Filtering a TTree (via RDataFrame) with indexed branches

efernandes · December 21, 2022, 5:25pm

Dear experts,

I have a few related questions. Before asking them, a bit of context. I have a TTree with many leaves/objects (more than one billion) and just a few branches. My branches store categorical data (I’m using strings now but I can convert them to integer codes). I want to query this large tree for a few objects based on the values in the branches. When I do this using RDataFrame.Filter for each object (something like b1==“a” && b2==“b” && b3==“c”), it is taking too long. I need to speedup this. So what I have considered up to now and want to make some questions about is the following:

Is TTree::BuildIndex(…) adequate to speedup queries? More specifically, would RDataFrame::Filter() use it automatically? If yes, can I make an index based only on one branch? I suppose I cannot because I have seen at some documentation that an index must give unique keys for each leaf. In my case, this won’t happen.
In case the idea above does not work (as I suspect), is there any functionality in ROOT that can be used to index a tree in order to speedup the Filter method?
Another idea I had was to make my data “wide”. Since ROOT is good to work with part of the branches, I could create a branch for each possible value of my first branch (b1, for instance). I would end up with a few million branches (!!!). Does ROOT support so many branches? Is there a practical limit for the number of branches?
If the idea above is feasible, does it make sense in order to speedup the Filter method?

Best regards,
Eraldo.

couet · January 5, 2023, 10:22am

Welcome to the ROOT forum.

I guess @eguiraud can help.

eguiraud · January 5, 2023, 4:15pm

Hi Eraldo,

welcome to the ROOT forum and sorry for the high latency (Christmas break ).
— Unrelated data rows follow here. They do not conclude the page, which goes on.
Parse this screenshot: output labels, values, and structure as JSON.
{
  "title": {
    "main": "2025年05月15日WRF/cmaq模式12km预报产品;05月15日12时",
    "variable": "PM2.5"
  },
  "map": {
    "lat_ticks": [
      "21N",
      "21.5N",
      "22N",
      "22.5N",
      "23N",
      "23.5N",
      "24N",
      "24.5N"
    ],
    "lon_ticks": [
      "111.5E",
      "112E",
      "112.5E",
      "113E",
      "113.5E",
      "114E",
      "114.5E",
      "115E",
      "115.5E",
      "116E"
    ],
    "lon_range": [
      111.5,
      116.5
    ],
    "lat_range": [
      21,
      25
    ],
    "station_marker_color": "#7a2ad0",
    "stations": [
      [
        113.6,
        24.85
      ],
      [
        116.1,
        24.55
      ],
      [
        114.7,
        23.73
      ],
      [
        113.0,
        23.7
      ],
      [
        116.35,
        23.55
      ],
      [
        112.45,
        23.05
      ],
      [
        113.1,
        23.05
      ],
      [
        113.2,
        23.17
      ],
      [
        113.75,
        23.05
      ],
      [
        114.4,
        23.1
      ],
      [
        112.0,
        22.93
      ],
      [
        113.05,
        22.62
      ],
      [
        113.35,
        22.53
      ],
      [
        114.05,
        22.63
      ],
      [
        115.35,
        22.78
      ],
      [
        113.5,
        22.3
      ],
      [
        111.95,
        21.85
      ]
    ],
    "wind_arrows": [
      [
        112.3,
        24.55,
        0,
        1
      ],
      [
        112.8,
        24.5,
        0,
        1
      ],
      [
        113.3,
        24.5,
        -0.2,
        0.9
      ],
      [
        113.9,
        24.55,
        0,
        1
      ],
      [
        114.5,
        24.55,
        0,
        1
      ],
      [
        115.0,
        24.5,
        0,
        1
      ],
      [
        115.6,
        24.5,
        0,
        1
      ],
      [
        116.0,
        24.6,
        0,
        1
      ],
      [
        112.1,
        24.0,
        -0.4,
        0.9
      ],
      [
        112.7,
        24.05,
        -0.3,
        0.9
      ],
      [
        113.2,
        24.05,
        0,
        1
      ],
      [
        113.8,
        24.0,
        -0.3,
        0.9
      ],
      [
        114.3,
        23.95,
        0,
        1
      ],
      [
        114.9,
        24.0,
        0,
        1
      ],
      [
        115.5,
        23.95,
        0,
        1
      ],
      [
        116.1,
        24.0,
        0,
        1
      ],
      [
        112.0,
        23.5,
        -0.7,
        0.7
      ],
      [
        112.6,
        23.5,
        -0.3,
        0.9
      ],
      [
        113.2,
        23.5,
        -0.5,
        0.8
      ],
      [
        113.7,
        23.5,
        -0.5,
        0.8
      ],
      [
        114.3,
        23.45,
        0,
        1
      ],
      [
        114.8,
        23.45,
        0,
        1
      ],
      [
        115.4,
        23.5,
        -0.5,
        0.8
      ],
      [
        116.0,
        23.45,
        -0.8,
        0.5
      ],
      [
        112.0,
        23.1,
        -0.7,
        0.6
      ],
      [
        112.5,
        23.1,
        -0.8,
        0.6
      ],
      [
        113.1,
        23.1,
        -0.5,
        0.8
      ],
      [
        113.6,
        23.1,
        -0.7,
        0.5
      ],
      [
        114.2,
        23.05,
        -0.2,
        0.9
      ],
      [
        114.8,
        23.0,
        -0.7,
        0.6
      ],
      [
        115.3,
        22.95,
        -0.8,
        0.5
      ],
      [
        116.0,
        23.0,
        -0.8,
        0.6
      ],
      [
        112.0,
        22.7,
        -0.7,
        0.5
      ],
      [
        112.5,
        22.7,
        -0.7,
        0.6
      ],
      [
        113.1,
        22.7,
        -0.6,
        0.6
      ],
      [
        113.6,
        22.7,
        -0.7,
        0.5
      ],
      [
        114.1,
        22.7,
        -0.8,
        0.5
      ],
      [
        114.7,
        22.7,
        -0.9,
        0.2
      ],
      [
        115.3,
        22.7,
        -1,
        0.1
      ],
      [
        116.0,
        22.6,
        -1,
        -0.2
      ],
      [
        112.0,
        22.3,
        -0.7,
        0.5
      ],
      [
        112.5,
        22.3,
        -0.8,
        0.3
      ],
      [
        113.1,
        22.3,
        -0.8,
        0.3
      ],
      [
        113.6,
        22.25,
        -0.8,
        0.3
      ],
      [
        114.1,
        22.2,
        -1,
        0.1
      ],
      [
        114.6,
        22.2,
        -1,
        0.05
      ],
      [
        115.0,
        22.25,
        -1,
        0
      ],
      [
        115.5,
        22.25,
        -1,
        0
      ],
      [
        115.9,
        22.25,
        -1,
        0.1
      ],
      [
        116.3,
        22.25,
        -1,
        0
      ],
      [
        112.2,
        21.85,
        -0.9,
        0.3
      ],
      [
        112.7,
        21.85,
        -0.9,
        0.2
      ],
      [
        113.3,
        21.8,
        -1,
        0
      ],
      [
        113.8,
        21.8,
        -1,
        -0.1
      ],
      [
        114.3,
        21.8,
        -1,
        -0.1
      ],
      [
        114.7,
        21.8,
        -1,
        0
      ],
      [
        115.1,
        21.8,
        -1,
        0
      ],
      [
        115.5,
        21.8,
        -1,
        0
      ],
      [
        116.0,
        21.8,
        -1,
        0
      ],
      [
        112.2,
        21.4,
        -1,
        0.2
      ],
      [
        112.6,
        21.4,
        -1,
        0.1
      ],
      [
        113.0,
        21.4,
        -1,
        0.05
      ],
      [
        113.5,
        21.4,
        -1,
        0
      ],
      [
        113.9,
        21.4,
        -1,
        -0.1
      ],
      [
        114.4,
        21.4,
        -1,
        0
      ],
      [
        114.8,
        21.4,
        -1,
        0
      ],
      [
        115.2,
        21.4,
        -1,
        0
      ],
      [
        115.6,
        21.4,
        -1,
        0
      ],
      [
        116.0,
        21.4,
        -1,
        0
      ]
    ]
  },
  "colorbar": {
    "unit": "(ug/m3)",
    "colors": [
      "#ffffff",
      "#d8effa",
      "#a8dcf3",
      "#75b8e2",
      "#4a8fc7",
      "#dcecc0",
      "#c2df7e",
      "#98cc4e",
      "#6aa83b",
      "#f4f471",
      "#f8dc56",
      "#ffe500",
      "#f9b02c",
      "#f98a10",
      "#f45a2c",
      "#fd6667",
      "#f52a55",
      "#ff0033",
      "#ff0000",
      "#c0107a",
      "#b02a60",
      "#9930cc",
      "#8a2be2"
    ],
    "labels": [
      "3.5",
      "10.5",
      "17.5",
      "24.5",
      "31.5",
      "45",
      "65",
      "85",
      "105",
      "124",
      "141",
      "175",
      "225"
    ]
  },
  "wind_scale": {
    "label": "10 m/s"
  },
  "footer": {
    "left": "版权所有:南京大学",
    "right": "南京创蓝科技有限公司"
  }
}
I guess you mean more than one billion entries (aka events).

Ok, let’s start from here: what’s “too long”? How many entries per second are we talking about? You can activate RDF execution logs to retrieve the setup time and the running time of RDataFrame (I recommend using v6.26.10 for this). Other important info: what ROOT version is this with? Are you using Python, compiled C++ or interpreted ROOT macros? How many cores?

And the most important thing with RDataFrame: are you sure you are running all your queries in a single event loop (by booking everything you want to do first, and accessing any of the booked results later) rather than running a loop over data for each Filter? You can check the number of event loops a dataframe has run with df.GetNRuns() – ideally it should be 1.

About your other questions:

BuildIndex is used to access entries of a second tree, indexing them based on some values in the main tree, so it does not apply here as far as I understand. It does not have anything to do with the SQL concept of indexing.
In general, for each query, you can run it once and store the entry numbers of the entries that pass the selection in a TEntryList. Subsequently you can use TTree+TEntryList and the tree will only loop over the entries listed in the TEntryList. If you run many queries at a time, though, each will have a different entry list, and this method becomes impractical.
The TTree format is really designed to be used like you are using it already, I doubt the performance with millions of branches will be better.

I propose to clarify what slow means in this case and how many event loops you are performing, then move from there. See also “Executing multiple actions in the same event loop” at ROOT: ROOT::RDataFrame Class Reference .

Cheers,
Enrico

efernandes · January 11, 2023, 9:19am

Exactly!

Ok. That is a bunch of valuable information for me. I’ll investigate those and follow up here if necessary.

eguiraud:

About your other questions:

BuildIndex is used to access entries of a second tree, indexing them based on some values in the main tree, so it does not apply here as far as I understand. It does not have anything to do with the SQL concept of indexing.

In general, for each query, you can run it once and store the entry numbers of the entries that pass the selection in a TEntryList. Subsequently you can use TTree+TEntryList and the tree will only loop over the entries listed in the TEntryList. If you run many queries at a time, though, each will have a different entry list, and this method becomes impractical.

The TTree format is really designed to be used like you are using it already, I doubt the performance with millions of branches will be better.

I propose to clarify what slow means in this case and how many event loops you are performing, then move from there. See also “Executing multiple actions in the same event loop” at ROOT: ROOT::RDataFrame Class Reference .

Thank you a lot, @eguiraud !